This article takes a four-foot masonry opening and breaks down the cost to properly flash the masonry opening versus random techniques performed by some estimators. This example references estimating against production changes to cover costs.
Estimating has many different methods. Restoration estimators are typically part commercial estimator, part restoration, and part magician. I have seen million-dollar jobs estimated and summarized on the back of an envelope and others on spreadsheets that NASA could not even follow. There is not just one type of restoration estimator, but we all have the same goal: understand cost, plan labor methods, and make money.
Whether you estimate on paper or digitally you need to have a system that allows you to see the entire concept of the structure you are estimating. Since a portion of restoration projects are performed without proper drawings, the estimator must assume many conditions, qualify, and estimate accordingly.
For me, I would flip through the pages when they existed and look at the plan, then the elevations, sections, and structural drawings, making notes before I ever recorded a measurement. I also always began on the plan of a drawing in the upper left-hand corner. There was no real reason, it just worked for me.
One of the tasks I had when estimating was windows, and since I am not one to “wing it,” I always measured and calculated my costs. I have learned many people in new construction have a cost in their head and they just go with it. I had one old employer tell me to take the perimeter of the two-story building and triple it, and that would give me a number he was happy with for flashing. Another boss would just change their brick production from 600 pieces per man/per day to 450 pieces per man/per day and figured that this would cover his costs.
Well, I am not one of those guys. I have to figure it down to the screws. Though I did not particularly like figuring windows and backing numbers out of my other quantities, it had to be done.

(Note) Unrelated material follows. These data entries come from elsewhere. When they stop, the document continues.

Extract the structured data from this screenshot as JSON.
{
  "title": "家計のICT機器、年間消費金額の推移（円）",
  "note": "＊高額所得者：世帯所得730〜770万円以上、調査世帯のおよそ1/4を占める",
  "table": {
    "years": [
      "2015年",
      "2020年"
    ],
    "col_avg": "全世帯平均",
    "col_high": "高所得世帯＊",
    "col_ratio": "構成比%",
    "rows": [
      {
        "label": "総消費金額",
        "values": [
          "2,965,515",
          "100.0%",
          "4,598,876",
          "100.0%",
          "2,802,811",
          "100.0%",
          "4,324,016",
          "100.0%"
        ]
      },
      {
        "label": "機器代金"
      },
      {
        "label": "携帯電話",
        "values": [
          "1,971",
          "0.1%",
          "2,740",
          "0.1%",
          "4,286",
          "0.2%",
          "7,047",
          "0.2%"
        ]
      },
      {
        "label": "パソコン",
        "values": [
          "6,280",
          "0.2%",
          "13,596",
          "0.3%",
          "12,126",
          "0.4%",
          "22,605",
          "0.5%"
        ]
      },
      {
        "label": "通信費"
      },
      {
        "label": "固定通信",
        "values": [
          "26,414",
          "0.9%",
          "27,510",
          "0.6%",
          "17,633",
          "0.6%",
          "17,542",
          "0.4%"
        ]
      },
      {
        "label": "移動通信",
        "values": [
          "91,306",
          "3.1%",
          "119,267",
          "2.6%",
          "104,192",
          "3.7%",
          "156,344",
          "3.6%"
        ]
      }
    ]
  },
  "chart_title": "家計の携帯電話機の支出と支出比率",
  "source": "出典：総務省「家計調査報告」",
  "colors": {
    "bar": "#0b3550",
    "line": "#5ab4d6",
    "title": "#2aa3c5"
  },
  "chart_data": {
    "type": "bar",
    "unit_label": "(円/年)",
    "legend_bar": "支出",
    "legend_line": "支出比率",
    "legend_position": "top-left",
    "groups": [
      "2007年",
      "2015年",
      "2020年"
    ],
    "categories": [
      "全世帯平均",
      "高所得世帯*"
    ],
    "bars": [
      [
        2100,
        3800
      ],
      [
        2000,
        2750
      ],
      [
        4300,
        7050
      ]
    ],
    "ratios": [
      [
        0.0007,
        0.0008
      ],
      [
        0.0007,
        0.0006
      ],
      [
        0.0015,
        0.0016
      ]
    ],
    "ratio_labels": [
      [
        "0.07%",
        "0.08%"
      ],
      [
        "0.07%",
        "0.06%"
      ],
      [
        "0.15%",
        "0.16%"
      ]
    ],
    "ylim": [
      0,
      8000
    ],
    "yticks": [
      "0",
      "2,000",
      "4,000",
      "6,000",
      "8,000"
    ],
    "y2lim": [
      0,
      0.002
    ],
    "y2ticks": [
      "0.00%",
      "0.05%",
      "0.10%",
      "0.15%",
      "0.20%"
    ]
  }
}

Here is an example: I have a 1:1 crew on a non-union project. Let's just say my brick layers (mechanics) are $30 per hour and helpers are $18 per hour. If I have a 28% burden, my day cost will be $492 per day without profit of equipment. If my production is 600 pieces per day for laying brick, my cost for a two-man crew is 82 cents per brick installed. If I drop production to 450 pieces per day my cost increases to $1.09 per brick installed. This estimating change allows for $1.09 per brick - $0.82 per brick = $0.27 per brick installed.
So, if you estimated your flashing by reducing the brick production, your 4-foot opening would be $40.50 per day for flashing materials overall ($0.27 per brick installed per day x 150 brick production difference), all with hoping that the production is actually made. This is an estimating mistake that the field cannot make up.
For example, if you had to flash one window 4 feet wide, you may have the following costs:
The overall cost is $ 43.90 per 4-foot opening for flashing (5 feet of flashing required for bearing). With this cost versus the production change, the project cannot afford to purchase the materials without becoming a loser.
It is important to estimate the cost of a specific task and really understand what tasks are involved so you can accurately bid a project, rather than just throw a number at it. Many can get away with throwing a number, but many cannot! I am one of those folks who cannot.
Once you really understand the cost of the flashing on a project, you can better evaluate the possibilities of alternate materials and the real cost differences. There are many products available for flashing a project in today’s market; take the time to understand an option before you decide if it is a savings or an additional expense to your project. Different membranes have different actual installation rates and performances as well as products that can properly adhere and seal them.
Here is an example: ethylene propylene diene monomer rubber (EPDM or tire tube material) is not compatible with a bituminous mastic (muck) because it causes it to bubble and stretch, and Thermoplastic Olefin (TPO) has a surface energy that will not bond to polyurethanes, silicones or polyethers. The list goes on. Today, since everything we use has a polymer modification of some sort, each manufacturer or membrane must be properly matched for a correct selection.
Flashing has become a critical component of the wall; if it fails, big money is spent to correct the problem. Estimating the costs correctly and choosing a cost-efficient method to begin with sure helps when putting a masonry budget together for the next project.